Dwayne got a promotion into management at Goodyear. It's a great opportunity with no raise in pay. Hah. They switched him over to salary and it's the same amount he's been making.
I'm still chugging away at school, and I'm absolutely exhausted. I go to class two nights a week, after working full time. It's hard, but other than one random class, I am whizzing through this semester.
Work is fantastic. I adore my new principal. And I LOVE the teachers we hired for my program this year. It's a relief to finally have positive people to work with, and they are great! I've been struggling with a third grader who tested positive for cocaine this week, but in general, my outlook is sunny.
Brownies is so much fun! In fact, we were supposed to do a lock in at the zoo last night. Due to inclement weather, the girls locked in at my house. Wahoo! We had a blast with nachos, hot chocolate, movies, and wild 2nd grade girl play, but it makes my heart warm to have my house full!
Thanksgiving is coming up. We're having another family over for dessert and game night that night, but the girls just want to go out to dinner and Dwayne doesn't care. I'm making a turkey. They can bite me.
Anyway, with the holidays fast approaching, I wanted to resolve to write more often! I wonder if I should switch blog sights though?
I never go out, but it's been a long few weeks, and I wanted to connect. Plus, Stacy asked me to wingman for her.
So I went!
We started at The Red Dirt. We had drinks, but there were kids EVERYWHERE. (Part of this bar is a restaurant.)
We did not want to hang out with kids any more.
So we went to Scooters. I haven't been to Scooters since I moved to Oklahoma. We used to go all the time. Dwayne was a bouncer there for quite a few years before he got on at Goodyear. The bartender has driven me home more than once. And, it's always a good time. Sometimes, too good.
I didn't want to go. It's a giant honky tonk, with loud music, and cheap beer. It's either 21 year olds or 65 year olds, twirling around on the dance floor. Being neither, I was hesitant.
But I shook my ass, and danced and danced. It was fantastic! I had too much jager, and not enough water, and laughed and laughed. I had beer and jello shots and danced some more.
I flirted and giggled and every care I ever had escaped my brain.
I need more dancing in my life.
Gosh, it has to be disconcerting to be the discards, all on an island together. Rolling around in the memory of me.
I love my dungeon. It has no windows, and is starting to feel cozy. I started a collection of school uniforms for disadvantaged children, and the donations keep pouring in to me! Other schools have started requesting uniforms from us!
We have an amazing new faculty, and a fantastic set of support staff. I'm really excited.
We met today as a faculty, for the first time, and I really can't express my relief at having an administration that understands my students.

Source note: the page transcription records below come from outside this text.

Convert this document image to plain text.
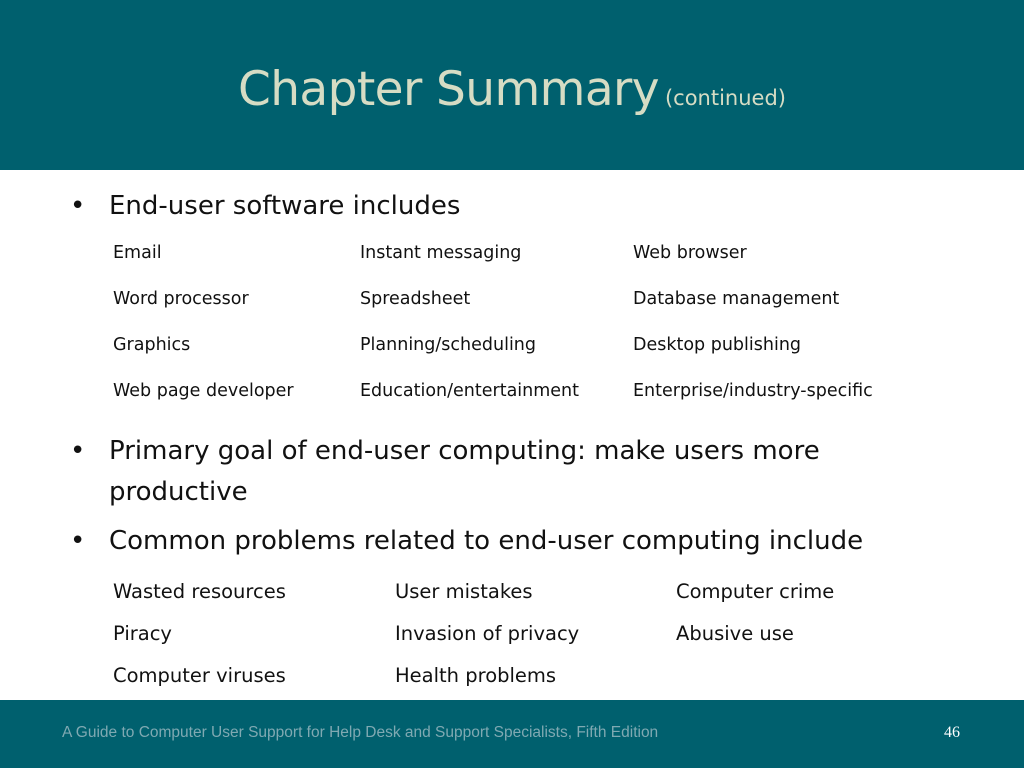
Chapter Summary (continued)
• End-user software includes
Email	Instant messaging	Web browser
Word processor	Spreadsheet	Database management
Graphics	Planning/scheduling	Desktop publishing
Web page developer	Education/entertainment	Enterprise/industry-specific
• Primary goal of end-user computing: make users more productive
• Common problems related to end-user computing include
Wasted resources	User mistakes	Computer crime
Piracy	Invasion of privacy	Abusive use
Computer viruses	Health problems
A Guide to Computer User Support for Help Desk and Support Specialists, Fifth Edition	46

Our school district has been through so many changes in the past few months. They were needed, and give a fresh outlook on different topics.

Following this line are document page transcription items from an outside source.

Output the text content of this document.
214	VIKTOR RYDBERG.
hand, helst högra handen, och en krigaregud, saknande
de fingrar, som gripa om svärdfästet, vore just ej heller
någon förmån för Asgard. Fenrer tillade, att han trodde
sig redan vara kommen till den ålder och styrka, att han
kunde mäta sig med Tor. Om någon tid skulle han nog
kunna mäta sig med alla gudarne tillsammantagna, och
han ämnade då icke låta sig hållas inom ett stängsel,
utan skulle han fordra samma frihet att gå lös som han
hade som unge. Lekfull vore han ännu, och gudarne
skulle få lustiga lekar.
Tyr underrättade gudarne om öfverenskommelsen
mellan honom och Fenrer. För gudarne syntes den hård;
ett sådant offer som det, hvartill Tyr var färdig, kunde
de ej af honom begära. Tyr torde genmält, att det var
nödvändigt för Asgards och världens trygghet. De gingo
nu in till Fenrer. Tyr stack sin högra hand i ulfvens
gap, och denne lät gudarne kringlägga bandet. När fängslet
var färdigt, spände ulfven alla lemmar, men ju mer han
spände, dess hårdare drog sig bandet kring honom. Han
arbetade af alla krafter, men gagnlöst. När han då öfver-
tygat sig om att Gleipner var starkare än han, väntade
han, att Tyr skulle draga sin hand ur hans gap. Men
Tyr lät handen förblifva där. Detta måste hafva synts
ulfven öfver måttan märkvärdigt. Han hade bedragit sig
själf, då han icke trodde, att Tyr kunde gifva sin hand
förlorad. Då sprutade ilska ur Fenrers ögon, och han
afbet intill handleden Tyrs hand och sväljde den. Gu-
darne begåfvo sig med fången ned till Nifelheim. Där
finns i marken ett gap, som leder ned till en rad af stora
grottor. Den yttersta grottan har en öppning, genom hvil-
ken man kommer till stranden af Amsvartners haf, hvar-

I've had to restrain myself from purchasing more pencils than fit in a backpack, reams of lined paper, and shiny clean notebooks! I LOVE this time of year.

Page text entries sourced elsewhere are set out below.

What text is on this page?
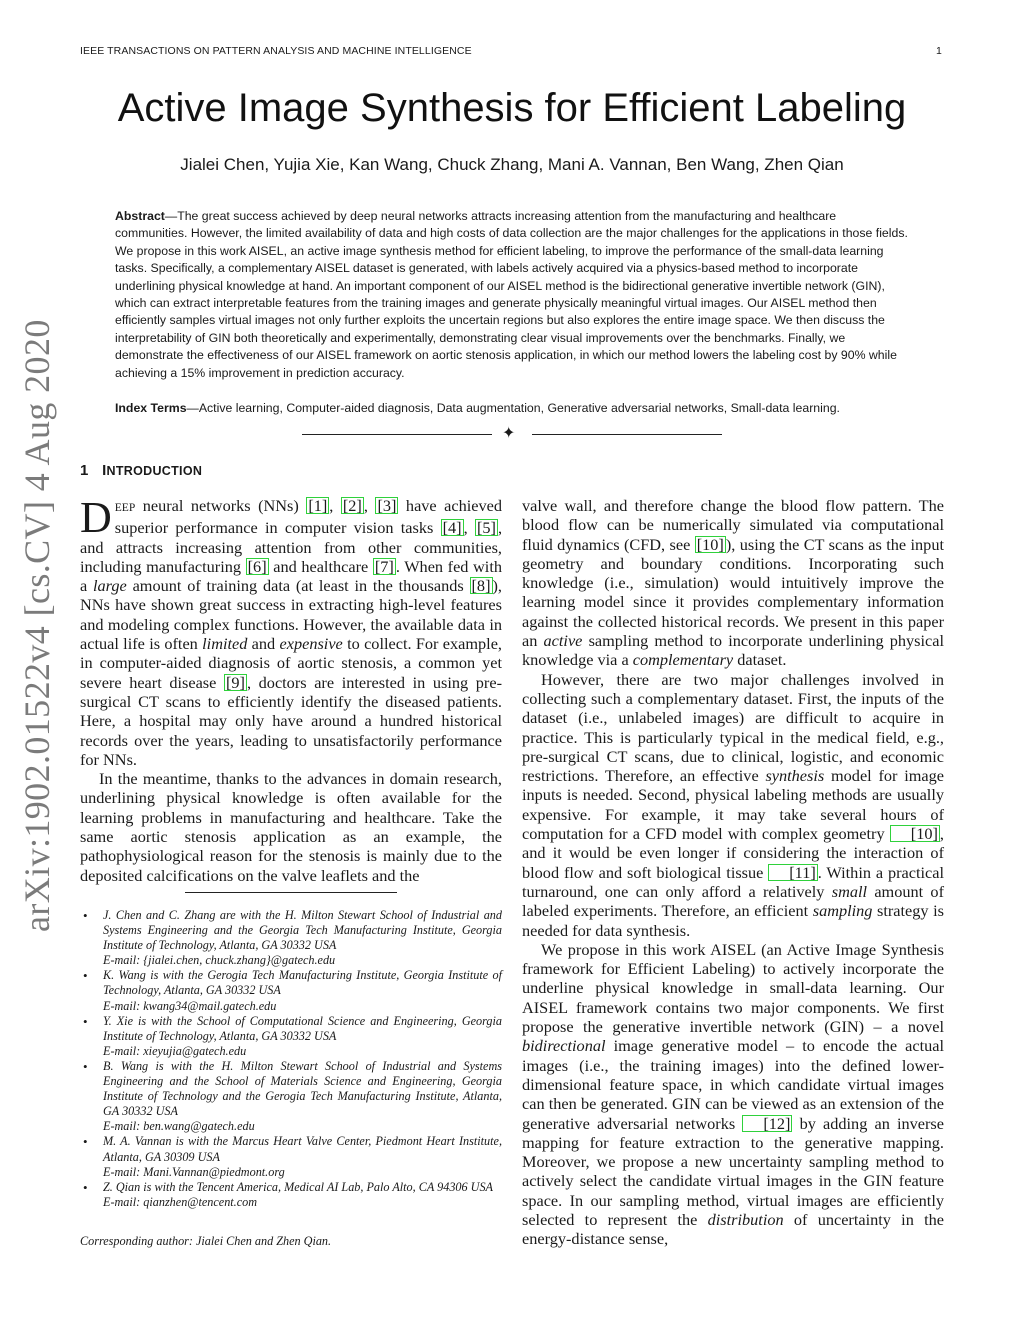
IEEE TRANSACTIONS ON PATTERN ANALYSIS AND MACHINE INTELLIGENCE	1
arXiv:1902.01522v4 [cs.CV] 4 Aug 2020
Active Image Synthesis for Efficient Labeling
Jialei Chen, Yujia Xie, Kan Wang, Chuck Zhang, Mani A. Vannan, Ben Wang, Zhen Qian

Abstract—The great success achieved by deep neural networks attracts increasing attention from the manufacturing and healthcare communities. However, the limited availability of data and high costs of data collection are the major challenges for the applications in those fields. We propose in this work AISEL, an active image synthesis method for efficient labeling, to improve the performance of the small-data learning tasks. Specifically, a complementary AISEL dataset is generated, with labels actively acquired via a physics-based method to incorporate underlining physical knowledge at hand. An important component of our AISEL method is the bidirectional generative invertible network (GIN), which can extract interpretable features from the training images and generate physically meaningful virtual images. Our AISEL method then efficiently samples virtual images not only further exploits the uncertain regions but also explores the entire image space. We then discuss the interpretability of GIN both theoretically and experimentally, demonstrating clear visual improvements over the benchmarks. Finally, we demonstrate the effectiveness of our AISEL framework on aortic stenosis application, in which our method lowers the labeling cost by 90% while achieving a 15% improvement in prediction accuracy.

Index Terms—Active learning, Computer-aided diagnosis, Data augmentation, Generative adversarial networks, Small-data learning.

✦
1 INTRODUCTION

DEEP neural networks (NNs) [1] , [2] , [3] have achieved superior performance in computer vision tasks [4] , [5] , and attracts increasing attention from other communities, including manufacturing [6] and healthcare [7] . When fed with a large amount of training data (at least in the thousands [8] ), NNs have shown great success in extracting high-level features and modeling complex functions. However, the available data in actual life is often limited and expensive to collect. For example, in computer-aided diagnosis of aortic stenosis, a common yet severe heart disease [9] , doctors are interested in using pre-surgical CT scans to efficiently identify the diseased patients. Here, a hospital may only have around a hundred historical records over the years, leading to unsatisfactorily performance for NNs.

In the meantime, thanks to the advances in domain research, underlining physical knowledge is often available for the learning problems in manufacturing and healthcare. Take the same aortic stenosis application as an example, the pathophysiological reason for the stenosis is mainly due to the deposited calcifications on the valve leaflets and the

valve wall, and therefore change the blood flow pattern. The blood flow can be numerically simulated via computational fluid dynamics (CFD, see [10] ), using the CT scans as the input geometry and boundary conditions. Incorporating such knowledge (i.e., simulation) would intuitively improve the learning model since it provides complementary information against the collected historical records. We present in this paper an active sampling method to incorporate underlining physical knowledge via a complementary dataset.

However, there are two major challenges involved in collecting such a complementary dataset. First, the inputs of the dataset (i.e., unlabeled images) are difficult to acquire in practice. This is particularly typical in the medical field, e.g., pre-surgical CT scans, due to clinical, logistic, and economic restrictions. Therefore, an effective synthesis model for image inputs is needed. Second, physical labeling methods are usually expensive. For example, it may take several hours of computation for a CFD model with complex geometry [10] , and it would be even longer if considering the interaction of blood flow and soft biological tissue [11] . Within a practical turnaround, one can only afford a relatively small amount of labeled experiments. Therefore, an efficient sampling strategy is needed for data synthesis.

We propose in this work AISEL (an Active Image Synthesis framework for Efficient Labeling) to actively incorporate the underline physical knowledge in small-data learning. Our AISEL framework contains two major components. We first propose the generative invertible network (GIN) – a novel bidirectional image generative model – to encode the actual images (i.e., the training images) into the defined lower-dimensional feature space, in which candidate virtual images can then be generated. GIN can be viewed as an extension of the generative adversarial networks [12] by adding an inverse mapping for feature extraction to the generative mapping. Moreover, we propose a new uncertainty sampling method to actively select the candidate virtual images in the GIN feature space. In our sampling method, virtual images are efficiently selected to represent the distribution of uncertainty in the energy-distance sense,

• J. Chen and C. Zhang are with the H. Milton Stewart School of Industrial and Systems Engineering and the Georgia Tech Manufacturing Institute, Georgia Institute of Technology, Atlanta, GA 30332 USA
E-mail: {jialei.chen, chuck.zhang}@gatech.edu
• K. Wang is with the Gerogia Tech Manufacturing Institute, Georgia Institute of Technology, Atlanta, GA 30332 USA
E-mail: kwang34@mail.gatech.edu
• Y. Xie is with the School of Computational Science and Engineering, Georgia Institute of Technology, Atlanta, GA 30332 USA
E-mail: xieyujia@gatech.edu
• B. Wang is with the H. Milton Stewart School of Industrial and Systems Engineering and the School of Materials Science and Engineering, Georgia Institute of Technology and the Gerogia Tech Manufacturing Institute, Atlanta, GA 30332 USA
E-mail: ben.wang@gatech.edu
• M. A. Vannan is with the Marcus Heart Valve Center, Piedmont Heart Institute, Atlanta, GA 30309 USA
E-mail: Mani.Vannan@piedmont.org
• Z. Qian is with the Tencent America, Medical AI Lab, Palo Alto, CA 94306 USA
E-mail: qianzhen@tencent.com
Corresponding author: Jialei Chen and Zhen Qian.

Parents are relieved to see the start of school. I'm relieved to see the close of summer vacation. I was going stir crazy! I am someone who doesn't do well without a schedule to adhere to, it appears. I spent a ton of time at school all summer though.
The marathon began today, and in 9 months, I'll be ready for summer again. :)
For ten weeks, I held that combination of me and Dwayne tightly within my uterus. I had fears and concerns, but knew it was the perfect blend of love and hope, all nestled within me. It was like a gift I hadn't expected to receive, but adored none the less. I could envision our sleepless nights, and the exploration of parenthood together.
It brought us closer.
And tonight, alone in a strange hospital, tucked away in the emergency room, I lost it. I bled, I cried, and I didn't wake Dwayne up. I don't know how to tell him.
I feel like I've ruined some beautiful chapter in our story.
Logically, I know it wasn't my fault. It wasn't the haunted house, the stress, or whatever...it was the universe telling us to do it right next time.
In the morning, I'll tell him. And he'll love me, in spite of it all.
But tonight, I mourn alone. Confined by my heartbreak.